For in a season of such wretched weather I thought that thou hadst left us altogether, Although I could not choose but fancy thee Skulking about the hill-tops, whence the glee Of thy blue laughter peeped at times, or rather Thy bashful awkwardness, as doubtful whether Thou shouldst be seen in such a company Of ugly runaways, unshapely heaps Of ruffian vapour, broken from restraint Of their slim prison in the ocean deeps.

But yet I may not, chide: fall to thy books, Fall to immediately without complaint--There they are lying, hills and vales and brooks.

WRITTEN ABOUT THE LONGEST DAY.

Summer, sweet Summer, many-fingered Summer!
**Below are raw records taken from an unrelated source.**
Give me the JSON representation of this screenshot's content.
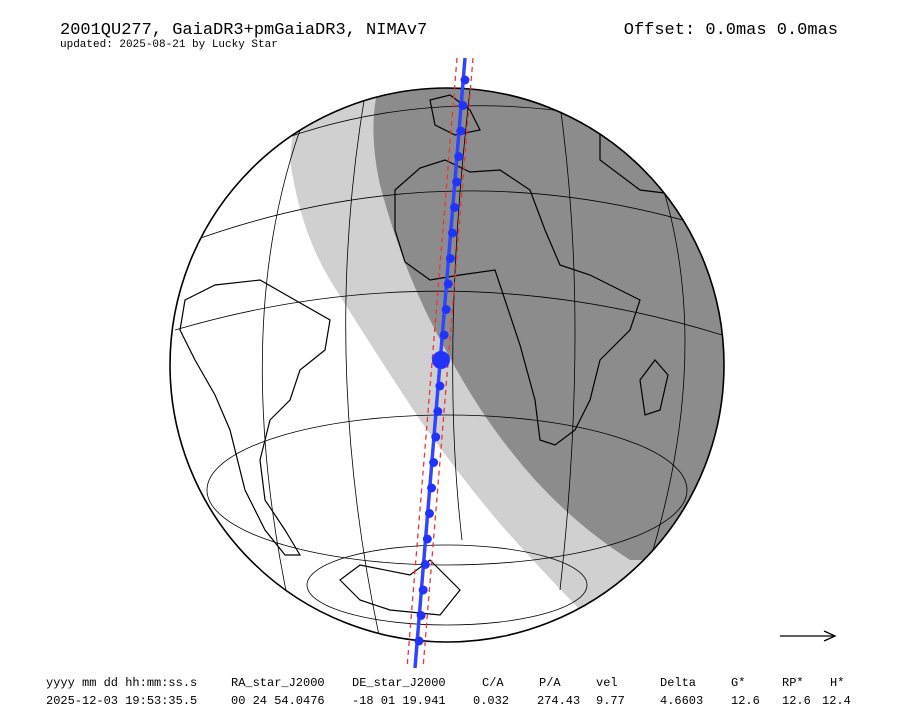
{
  "header": {
    "title": "2001QU277, GaiaDR3+pmGaiaDR3, NIMAv7",
    "subtitle": "updated: 2025-08-21 by Lucky Star",
    "offset": "Offset: 0.0mas 0.0mas"
  },
  "table": {
    "columns": [
      "yyyy mm dd hh:mm:ss.s",
      "RA_star_J2000",
      "DE_star_J2000",
      "C/A",
      "P/A",
      "vel",
      "Delta",
      "G*",
      "RP*",
      "H*"
    ],
    "rows": [
      [
        "2025-12-03 19:53:35.5",
        "00 24 54.0476",
        "-18 01 19.941",
        "0.032",
        "274.43",
        "9.77",
        "4.6603",
        "12.6",
        "12.6",
        "12.4"
      ]
    ]
  }
}
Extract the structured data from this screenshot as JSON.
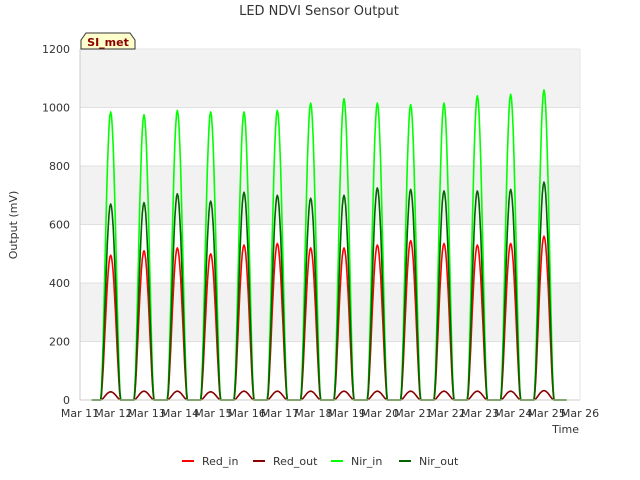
{
  "chart_data": {
    "type": "line",
    "title": "LED NDVI Sensor Output",
    "xlabel": "Time",
    "ylabel": "Output (mV)",
    "ylim": [
      0,
      1200
    ],
    "yticks": [
      0,
      200,
      400,
      600,
      800,
      1000,
      1200
    ],
    "xlim": [
      "2024-03-11",
      "2024-03-26"
    ],
    "xticks": [
      "Mar 11",
      "Mar 12",
      "Mar 13",
      "Mar 14",
      "Mar 15",
      "Mar 16",
      "Mar 17",
      "Mar 18",
      "Mar 19",
      "Mar 20",
      "Mar 21",
      "Mar 22",
      "Mar 23",
      "Mar 24",
      "Mar 25",
      "Mar 26"
    ],
    "grid": true,
    "legend_position": "bottom",
    "annotation": "SI_met",
    "days": [
      "Mar 12",
      "Mar 13",
      "Mar 14",
      "Mar 15",
      "Mar 16",
      "Mar 17",
      "Mar 18",
      "Mar 19",
      "Mar 20",
      "Mar 21",
      "Mar 22",
      "Mar 23",
      "Mar 24",
      "Mar 25"
    ],
    "series": [
      {
        "name": "Red_in",
        "color": "#ff0000",
        "daily_peaks": [
          495,
          510,
          520,
          500,
          530,
          535,
          520,
          520,
          530,
          545,
          535,
          530,
          535,
          560
        ]
      },
      {
        "name": "Red_out",
        "color": "#8b0000",
        "daily_peaks": [
          28,
          30,
          30,
          28,
          30,
          30,
          30,
          30,
          30,
          30,
          30,
          30,
          30,
          32
        ]
      },
      {
        "name": "Nir_in",
        "color": "#00ff00",
        "daily_peaks": [
          985,
          975,
          990,
          985,
          985,
          990,
          1015,
          1030,
          1015,
          1010,
          1015,
          1040,
          1045,
          1060
        ]
      },
      {
        "name": "Nir_out",
        "color": "#006400",
        "daily_peaks": [
          670,
          675,
          705,
          680,
          710,
          700,
          690,
          700,
          725,
          720,
          715,
          715,
          720,
          745
        ]
      }
    ]
  }
}
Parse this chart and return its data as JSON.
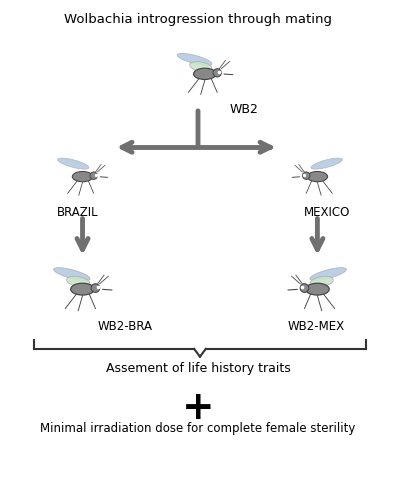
{
  "title": "Wolbachia introgression through mating",
  "bg_color": "#ffffff",
  "arrow_color": "#707070",
  "text_color": "#000000",
  "mosquito_body_color": "#888888",
  "mosquito_wing_color": "#c8e6c9",
  "mosquito_wing_outline": "#aaaaaa",
  "mosquito_blue_wing_color": "#b0c8e0",
  "labels": {
    "wb2": "WB2",
    "brazil": "BRAZIL",
    "mexico": "MEXICO",
    "wb2bra": "WB2-BRA",
    "wb2mex": "WB2-MEX",
    "assement": "Assement of life history traits",
    "minimal": "Minimal irradiation dose for complete female sterility"
  }
}
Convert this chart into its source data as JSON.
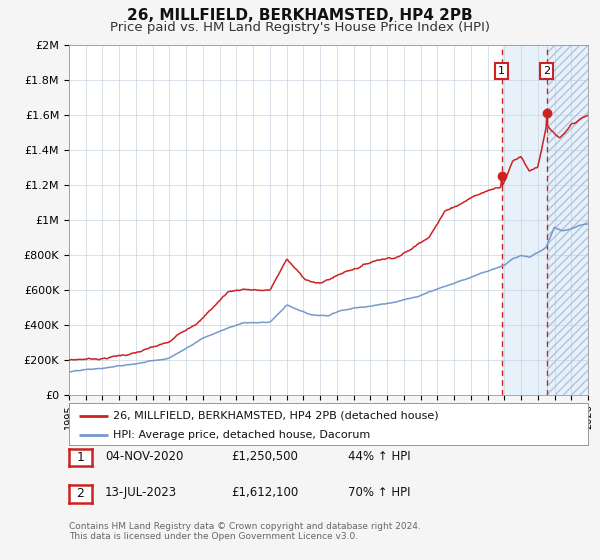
{
  "title": "26, MILLFIELD, BERKHAMSTED, HP4 2PB",
  "subtitle": "Price paid vs. HM Land Registry's House Price Index (HPI)",
  "ylim": [
    0,
    2000000
  ],
  "xlim_start": 1995.0,
  "xlim_end": 2026.0,
  "red_line_color": "#cc2222",
  "blue_line_color": "#7799cc",
  "marker1_date": 2020.84,
  "marker1_value": 1250500,
  "marker2_date": 2023.53,
  "marker2_value": 1612100,
  "vline1_x": 2020.84,
  "vline2_x": 2023.53,
  "shade_start": 2020.84,
  "shade_end": 2026.0,
  "hatch_start": 2023.53,
  "hatch_end": 2026.0,
  "legend_label1": "26, MILLFIELD, BERKHAMSTED, HP4 2PB (detached house)",
  "legend_label2": "HPI: Average price, detached house, Dacorum",
  "table_rows": [
    {
      "num": "1",
      "date": "04-NOV-2020",
      "price": "£1,250,500",
      "pct": "44% ↑ HPI"
    },
    {
      "num": "2",
      "date": "13-JUL-2023",
      "price": "£1,612,100",
      "pct": "70% ↑ HPI"
    }
  ],
  "footer": "Contains HM Land Registry data © Crown copyright and database right 2024.\nThis data is licensed under the Open Government Licence v3.0.",
  "ytick_labels": [
    "£0",
    "£200K",
    "£400K",
    "£600K",
    "£800K",
    "£1M",
    "£1.2M",
    "£1.4M",
    "£1.6M",
    "£1.8M",
    "£2M"
  ],
  "ytick_values": [
    0,
    200000,
    400000,
    600000,
    800000,
    1000000,
    1200000,
    1400000,
    1600000,
    1800000,
    2000000
  ],
  "fig_bg_color": "#f5f5f5",
  "plot_bg_color": "#ffffff",
  "grid_color": "#c8d4e0",
  "title_fontsize": 11,
  "subtitle_fontsize": 9.5
}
We hold thee very dear, as well we may:

It is the kernel of the year to-day--

All hail to thee! Thou art a welcome corner!

If every insect were a fairy drummer, And I a fifer that could deftly play, We'd give the old Earth such a roundelay That she would cast all thought of labour from her Ah! what is this upon my window-pane?

Some sulky drooping cloud comes pouting up, Stamping its glittering feet along the plain!

Well, I will let that idle fancy drop.